3. Attentive to myself! If I honesty look at myself—my thoughts, attitudes, words and actions—I discover that I am not so unlike those students who dream about the future but miss the duty right under my nose! As Richard Foster has said: “We are capable of infinite self-deception”! I need to be attentive to the issues in my own life if I am to grow personally and spiritually. I must face my inner fears and procrastination, allowing God to transform me from the inside out.
4. Attentive to opportunities of the moment—ready to serve the Lord, whatever, wherever, and with whomever he places before us!
5. Attentive to the Lord! Interestingly, the more I become aware of what is around me in the visible world, the more attentive I am to the invisible realm. As I attend to the Lord’s presence, peace pervades my life. “Thou wilt keep him in perfect peace, whose mind is stayed on thee: because he trusteth in thee” (Isaiah 26:3 KJV).
Attentive this Year
As I move through this year, I want to establish a habit, a lifestyle, of attentiveness.
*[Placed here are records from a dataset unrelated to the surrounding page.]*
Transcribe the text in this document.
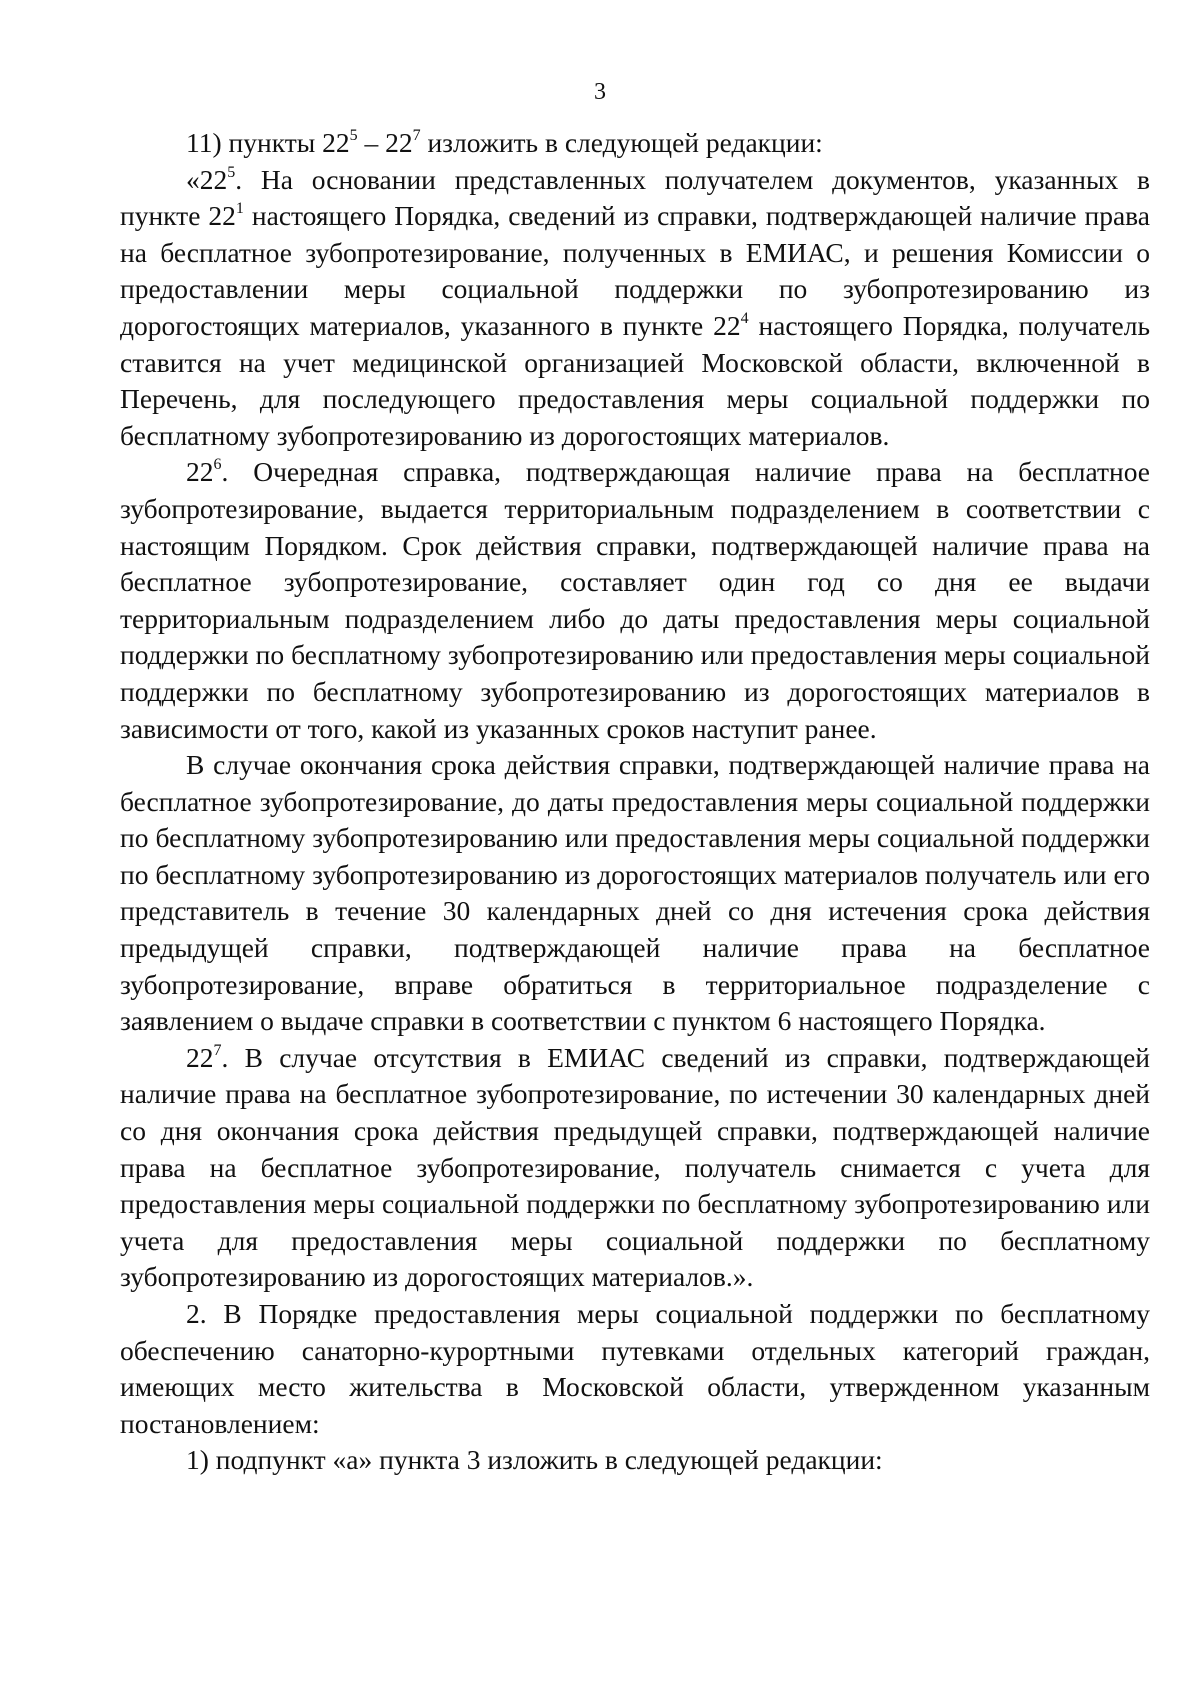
3

11) пункты $22^5 - 22^7$ изложить в следующей редакции:

«$22^5$. На основании представленных получателем документов, указанных в пункте $22^1$ настоящего Порядка, сведений из справки, подтверждающей наличие права на бесплатное зубопротезирование, полученных в ЕМИАС, и решения Комиссии о предоставлении меры социальной поддержки по зубопротезированию из дорогостоящих материалов, указанного в пункте $22^4$ настоящего Порядка, получатель ставится на учет медицинской организацией Московской области, включенной в Перечень, для последующего предоставления меры социальной поддержки по бесплатному зубопротезированию из дорогостоящих материалов.

$22^6$. Очередная справка, подтверждающая наличие права на бесплатное зубопротезирование, выдается территориальным подразделением в соответствии с настоящим Порядком. Срок действия справки, подтверждающей наличие права на бесплатное зубопротезирование, составляет один год со дня ее выдачи территориальным подразделением либо до даты предоставления меры социальной поддержки по бесплатному зубопротезированию или предоставления меры социальной поддержки по бесплатному зубопротезированию из дорогостоящих материалов в зависимости от того, какой из указанных сроков наступит ранее.

В случае окончания срока действия справки, подтверждающей наличие права на бесплатное зубопротезирование, до даты предоставления меры социальной поддержки по бесплатному зубопротезированию или предоставления меры социальной поддержки по бесплатному зубопротезированию из дорогостоящих материалов получатель или его представитель в течение 30 календарных дней со дня истечения срока действия предыдущей справки, подтверждающей наличие права на бесплатное зубопротезирование, вправе обратиться в территориальное подразделение с заявлением о выдаче справки в соответствии с пунктом 6 настоящего Порядка.

$22^7$. В случае отсутствия в ЕМИАС сведений из справки, подтверждающей наличие права на бесплатное зубопротезирование, по истечении 30 календарных дней со дня окончания срока действия предыдущей справки, подтверждающей наличие права на бесплатное зубопротезирование, получатель снимается с учета для предоставления меры социальной поддержки по бесплатному зубопротезированию или учета для предоставления меры социальной поддержки по бесплатному зубопротезированию из дорогостоящих материалов.».

2. В Порядке предоставления меры социальной поддержки по бесплатному обеспечению санаторно-курортными путевками отдельных категорий граждан, имеющих место жительства в Московской области, утвержденном указанным постановлением:

1) подпункт «а» пункта 3 изложить в следующей редакции:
More than ever before, I want to remain attentive to, and thankful for, God’s blessings. Likewise I desire daily to be ever more attentive to what I need to be learning and doing, and attentive to God’s presence permeating my life!
© 2015 Glenn E. Myers
Friday, January 9, 2015
“Return, my soul, to your rest;
the Lord has been very good to you.”
the Lord has been very good to you.”
-Psalm 116.7 (NABRE)
As the New Year begins, I have started to be more diligent than ever to guard my mind from worry and anxiety. There will always be more than enough issues of life offering stress; I simply want to decline that offer on a daily basis. In reality, I need to refuse stress and anxiety pretty well every hour!
A few months ago when I was doing my daily Scripture reading, Psalm 116.7 jumped out at me as never before. The Psalmist speaks to himself with the exhortation: Return, my soul, to your rest! Why? My soul can be at peace because God—in his goodness, power and providence—has been so good to me. I need to remind myself of this!
Toward that end, here is a prayer that I’ll be praying in the months ahead.
Return, My Soul, to your Rest
Gracious Lord, like Martha in the Gospels,
I have become anxious about so many things.
Projects to do, problems to solve, and people to serve—
everything to be done is overwhelming!
Inside I am scattered, disquieted, unsettled;
my thoughts dart about in my head.
I’m afraid of missing opportunities or losing what I have;
worry fills my heart more than I dare to admit.
Return, my soul, to your rest;
leave behind your anxious thoughts and cares.
The Lord has been so kind to you,
providing for all that you need.
Be at peace, O my heart, in God’s goodness,
providing your needs and caring for you.
Dwell secure in his power and protection,
surrounding and guarding you in all your ways.
Be at rest, O my thoughts, free from all worries
that distract you and weigh you down,
For God has gone before you and prepared the way,
which will be opened to you in his time.